关于一类临界点在单位圆周的有理函数的存在性及构造
On the Existence and Construction of Rational Functions with Critical Points on the Unit Circle
DOI: 10.12677/pm.2025.153096, PDF,    国家自然科学基金支持
作者: 石蕴衡:北京邮电大学理学院,北京
关键词: 有理函数Herman环临界点Rational Functions Herman Ring Critical Points
摘要: 周宏毅在论文关于Herman环与临界点中给出了三次有理函数且其临界点严格位于Herman环的边界分支的例子。该构造中主要用到临界点都位于单位圆周且保持单位圆周不动的有理函数的存在性。本文给出了一般的有理函数临界点均在单位圆周且保持单位圆周不动的存在性证明。同时讨论了一般显示构造的方法。
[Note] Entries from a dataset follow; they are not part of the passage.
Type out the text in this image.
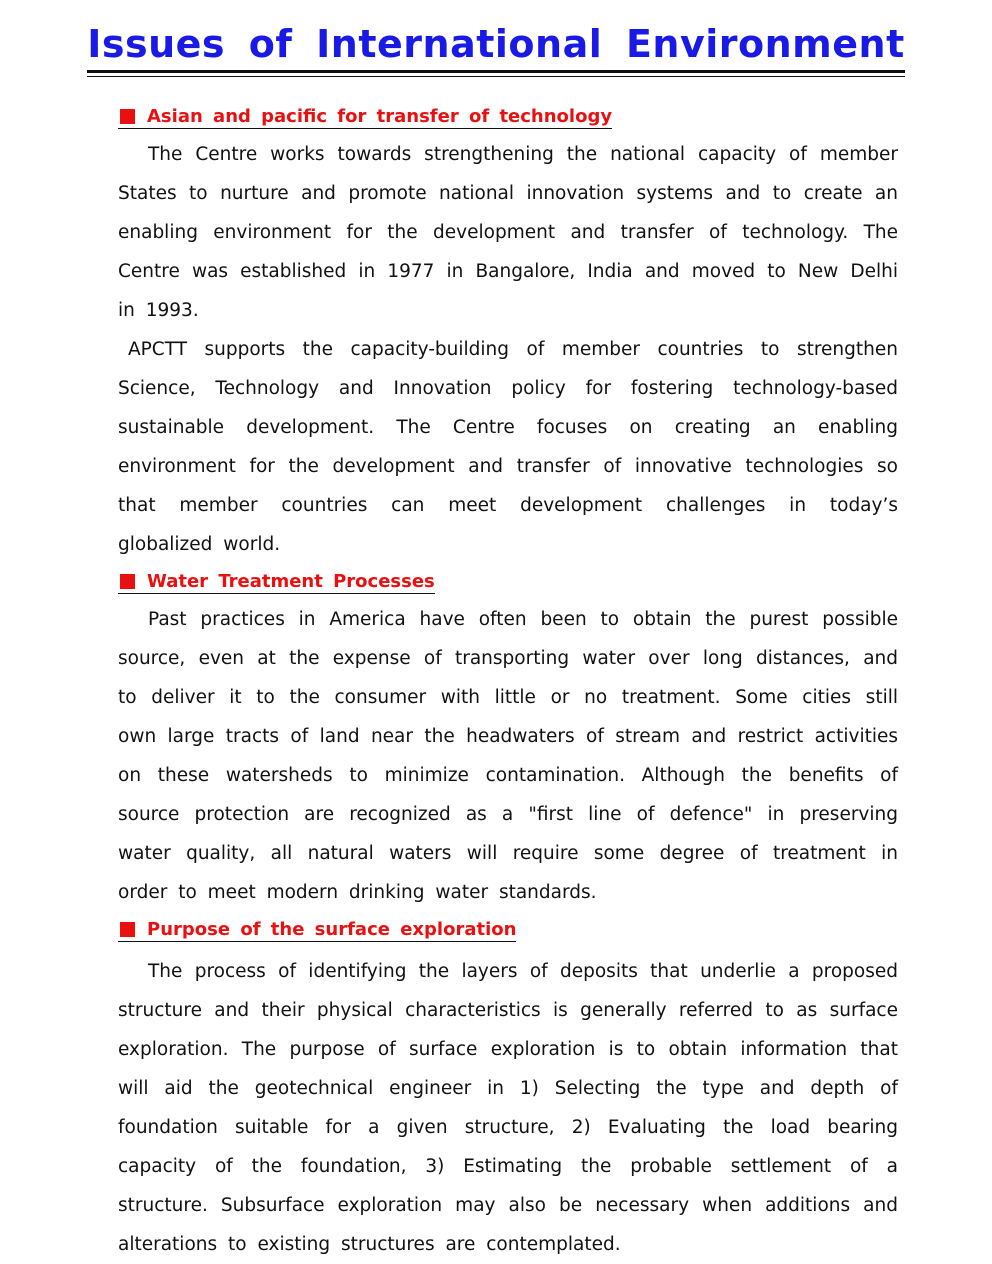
Issues of International Environment
Asian and pacific for transfer of technology

The Centre works towards strengthening the national capacity of member States to nurture and promote national innovation systems and to create an enabling environment for the development and transfer of technology. The Centre was established in 1977 in Bangalore, India and moved to New Delhi in 1993.

APCTT supports the capacity-building of member countries to strengthen Science, Technology and Innovation policy for fostering technology-based sustainable development. The Centre focuses on creating an enabling environment for the development and transfer of innovative technologies so that member countries can meet development challenges in today’s globalized world.

Water Treatment Processes

Past practices in America have often been to obtain the purest possible source, even at the expense of transporting water over long distances, and to deliver it to the consumer with little or no treatment. Some cities still own large tracts of land near the headwaters of stream and restrict activities on these watersheds to minimize contamination. Although the benefits of source protection are recognized as a "first line of defence" in preserving water quality, all natural waters will require some degree of treatment in order to meet modern drinking water standards.

Purpose of the surface exploration

The process of identifying the layers of deposits that underlie a proposed structure and their physical characteristics is generally referred to as surface exploration. The purpose of surface exploration is to obtain information that will aid the geotechnical engineer in 1) Selecting the type and depth of foundation suitable for a given structure, 2) Evaluating the load bearing capacity of the foundation, 3) Estimating the probable settlement of a structure. Subsurface exploration may also be necessary when additions and alterations to existing structures are contemplated.
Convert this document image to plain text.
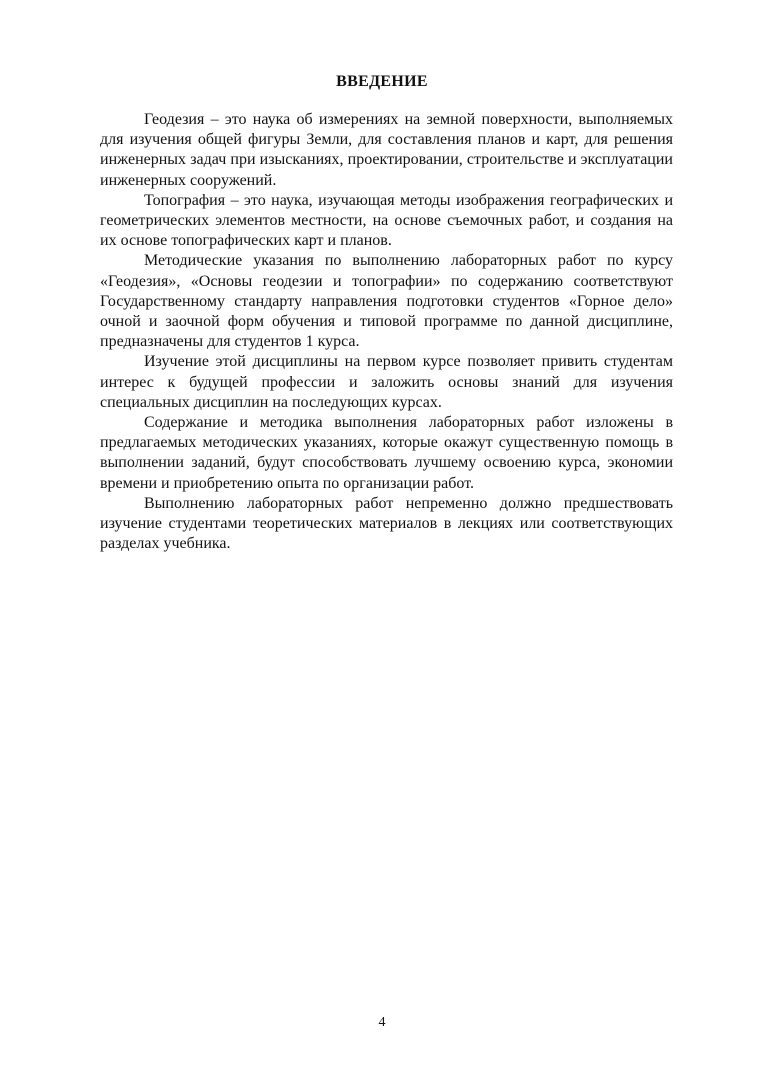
ВВЕДЕНИЕ

Геодезия – это наука об измерениях на земной поверхности, выполняемых для изучения общей фигуры Земли, для составления планов и карт, для решения инженерных задач при изысканиях, проектировании, строительстве и эксплуатации инженерных сооружений.

Топография – это наука, изучающая методы изображения географических и геометрических элементов местности, на основе съемочных работ, и создания на их основе топографических карт и планов.

Методические указания по выполнению лабораторных работ по курсу «Геодезия», «Основы геодезии и топографии» по содержанию соответствуют Государственному стандарту направления подготовки студентов «Горное дело» очной и заочной форм обучения и типовой программе по данной дисциплине, предназначены для студентов 1 курса.

Изучение этой дисциплины на первом курсе позволяет привить студентам интерес к будущей профессии и заложить основы знаний для изучения специальных дисциплин на последующих курсах.

Содержание и методика выполнения лабораторных работ изложены в предлагаемых методических указаниях, которые окажут существенную помощь в выполнении заданий, будут способствовать лучшему освоению курса, экономии времени и приобретению опыта по организации работ.

Выполнению лабораторных работ непременно должно предшествовать изучение студентами теоретических материалов в лекциях или соответствующих разделах учебника.

4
Abstract: In A Note on Herman, Hongyi Zhou gave an example of a cubic rational function whose critical points strictly lie on the boundary of the Herman ring. The construction mainly relies on the existence of rational functions whose critical points are located on the unit circle and keep the unit circle invariant. In this paper, we provide a general proof for the existence of rational functions whose critical points are all on the unit circle and keep the unit circle invariant. Additionally, we discuss the general methods for explicit constructions.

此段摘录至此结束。